Can four ISE nodes be deployed across two clusters to ensure high availability between two data-centers with the following criteria :

- An active cluster of 2 nodes in Datacenter 01. Click Here

- A standby cluster of 2 nodes in Datacenter 02

- Configuration synchronization between the two platforms.

- Automatic failover in case of an issue with one of the datacenters.

As far as I know, the four nodes will be deployed within a single ISE distributed deployment, all configured with the active PSN role, and we will select two nodes to handle the PAN and MNT roles

JPavonM · ‎12-25-2024

As far as I know you cannot sync two differnt ISE deployments.
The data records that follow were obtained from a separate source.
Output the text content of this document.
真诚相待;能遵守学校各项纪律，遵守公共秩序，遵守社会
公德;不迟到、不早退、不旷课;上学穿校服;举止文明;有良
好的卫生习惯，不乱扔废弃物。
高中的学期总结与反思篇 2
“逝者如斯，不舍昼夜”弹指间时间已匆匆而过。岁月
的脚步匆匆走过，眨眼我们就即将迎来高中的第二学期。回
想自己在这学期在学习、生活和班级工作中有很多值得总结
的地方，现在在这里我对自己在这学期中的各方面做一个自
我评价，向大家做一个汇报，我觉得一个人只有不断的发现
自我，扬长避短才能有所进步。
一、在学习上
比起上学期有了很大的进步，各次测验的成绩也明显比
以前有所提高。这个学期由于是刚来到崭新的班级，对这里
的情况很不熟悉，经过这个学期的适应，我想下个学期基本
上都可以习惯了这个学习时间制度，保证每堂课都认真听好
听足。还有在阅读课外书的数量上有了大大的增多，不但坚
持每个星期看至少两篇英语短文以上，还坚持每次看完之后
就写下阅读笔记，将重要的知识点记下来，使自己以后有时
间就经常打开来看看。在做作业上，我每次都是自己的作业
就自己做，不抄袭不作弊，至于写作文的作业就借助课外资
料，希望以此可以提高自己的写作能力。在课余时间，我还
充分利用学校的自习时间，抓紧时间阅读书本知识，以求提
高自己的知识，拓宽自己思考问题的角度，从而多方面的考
Is this setup the result of a M&A? If so you should be looking into adapting the 2nd deployment policies in your primary one and merge all the PSN's at the end. If this is something you want to have on a fresh deployment, the best way to go is to have a distributes ISE deployment with PPAN and PMNT at DC#1, and SPAN and SMNT at DC#2 and then enable Automatic Failover on the deployment (If you also have a DNS' load balance technology enble it for the ISE admin portal resolution to point to the good one under the failover scenario)

Karsten Iwen · ‎12-26-2024

I would assume that this requirement came from a misunderstanding of the way an ISE deployment works. I you want the redunduncy that this requirement implies, you can build one deployment with two servers each in DC1 and DC2. The servers in DC1 would run primary PAN and MNT, the two servers in DC2 would run secondary PAN and MNT. Depending on the load all four could run PSN or the PSNs are separated to other nodes.

For the automatic failover, I just assume that you are mainly interested in RADIUS/TACACS failover. But that is a NAD functionality firsthand.